Reinhold Mitterlehner ist ein pragmatischer Vizekanzler, dem als langjährigen Sozialpartner-Vertreter die SPÖ immer noch besser liegt als die FPÖ. Und trotz aller Gegenbeweise glaubt Mitterlehner immer noch an die Selbsterneuerungskraft der SPÖ-ÖVP-Koalition. Sebastian Kurz hat das rot-schwarze Bündnis schon abgeschrieben. Fast alles spricht dafür, dass Kurz damit recht behalten wird und keine Scheu vor einer Koalition mit den Freiheitlichen hat. Am Rande des Landesparteitags der Wiener ÖVP Anfang April gab so mancher Spitzenfunktionär an, in einer möglichen Bundespräsidenten-Stichwahl zwischen Norbert Hofer und Alexander Van der Bellen für den FPÖ-Kandidaten zu stimmen. Und auch die Mehrzahl der einfachen Funktionäre dürfte zu Hofer tendieren, auch wenn sich Parteipromis wie der ehemalige EU-Kommissar Franz Fischler und der Europaabgeordnete Othmar Karas für Van der Bellen aussprechen.

Neue Bünde

Die behäbige Matrix-Organisation mit neun starken Landesparteien und sechs Teilorganisationen gilt als größter Wettbewerbsnachteil der ÖVP. Ändern lässt sich dies freilich nicht. Der Vatikan streicht ja auch nicht die Zehn Gebote zusammen. Eine Reform der ÖVP muss daher auch über Länder und Bünde erfolgen. Der ÖAAB könnte mit gutem Beispiel voran gehen. Einst verstand sich die schwarze Arbeitnehmerorganisation als Erster unter den Bünden. In den vergangenen Jahren - unter den Obmannschaften von Fritz Neugebauer, Michael Spindelegger und Johanna Mikl-Leitner - verkümmerte er zur Beamtenbastion. Nach Mikl-Leitners Abgang führt nun der stellvertretende Klubobmann August Wöginger den ÖAAB. Für Wöginger spricht sein Alter (41), gegen ihn seine Herkunft aus dem Innviertel. Nach Wirtschaftsbund (Christoph Leitl, Linz) und Bauernbund (Jakob Auer, Wels-Land) steht damit auch die dritte mächtige ÖVP-Teilorganisation unter oberösterreichischem Kommando.
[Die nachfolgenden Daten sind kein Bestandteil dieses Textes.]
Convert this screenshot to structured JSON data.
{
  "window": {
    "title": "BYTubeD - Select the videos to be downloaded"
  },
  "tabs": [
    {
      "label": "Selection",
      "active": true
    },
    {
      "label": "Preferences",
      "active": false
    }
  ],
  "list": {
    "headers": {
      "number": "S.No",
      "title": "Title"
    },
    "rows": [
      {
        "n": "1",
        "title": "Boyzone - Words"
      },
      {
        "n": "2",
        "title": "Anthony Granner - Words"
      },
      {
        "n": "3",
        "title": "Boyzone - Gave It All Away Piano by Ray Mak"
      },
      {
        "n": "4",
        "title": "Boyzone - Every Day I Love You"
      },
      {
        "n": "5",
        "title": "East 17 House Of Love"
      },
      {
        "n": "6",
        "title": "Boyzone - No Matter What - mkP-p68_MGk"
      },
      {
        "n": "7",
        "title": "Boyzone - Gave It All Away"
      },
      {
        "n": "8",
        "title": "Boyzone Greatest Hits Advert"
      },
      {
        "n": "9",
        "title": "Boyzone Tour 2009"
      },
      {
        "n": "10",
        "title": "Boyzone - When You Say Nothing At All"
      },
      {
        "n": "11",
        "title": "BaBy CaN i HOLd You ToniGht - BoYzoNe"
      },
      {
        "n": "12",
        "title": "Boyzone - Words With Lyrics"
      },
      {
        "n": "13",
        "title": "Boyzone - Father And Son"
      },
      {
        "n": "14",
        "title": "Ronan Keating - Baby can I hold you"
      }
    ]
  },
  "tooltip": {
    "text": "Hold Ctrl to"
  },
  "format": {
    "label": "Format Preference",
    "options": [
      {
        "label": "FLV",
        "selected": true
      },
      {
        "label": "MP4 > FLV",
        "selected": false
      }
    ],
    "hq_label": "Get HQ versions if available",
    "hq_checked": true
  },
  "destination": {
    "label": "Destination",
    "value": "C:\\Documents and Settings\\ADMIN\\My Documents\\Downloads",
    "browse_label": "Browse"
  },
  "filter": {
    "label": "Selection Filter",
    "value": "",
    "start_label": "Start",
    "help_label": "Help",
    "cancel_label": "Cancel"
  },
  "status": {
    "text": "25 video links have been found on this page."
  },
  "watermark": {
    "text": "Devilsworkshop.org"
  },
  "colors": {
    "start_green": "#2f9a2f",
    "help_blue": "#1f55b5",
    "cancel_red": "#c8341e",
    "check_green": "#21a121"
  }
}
In den Landesparteien gelang den Salzburgern und den Vorarlbergern eine Neuausrichtung. Um die Schlagkraft der gesamten Partei zu erhöhen, müssen freilich Impulse von den größeren Landesparteien kommen. So pflegen die Steirer seit Jahren leicht wehleidig ihre splendid Isolation, statt wie früher als Avantgarde der Bundespartei den Takt vorzugeben.

Fazit: Die ÖVP steht sich bei ihrer Erneuerung selbst im Weg - ein fast unüberwindliches Hindernis.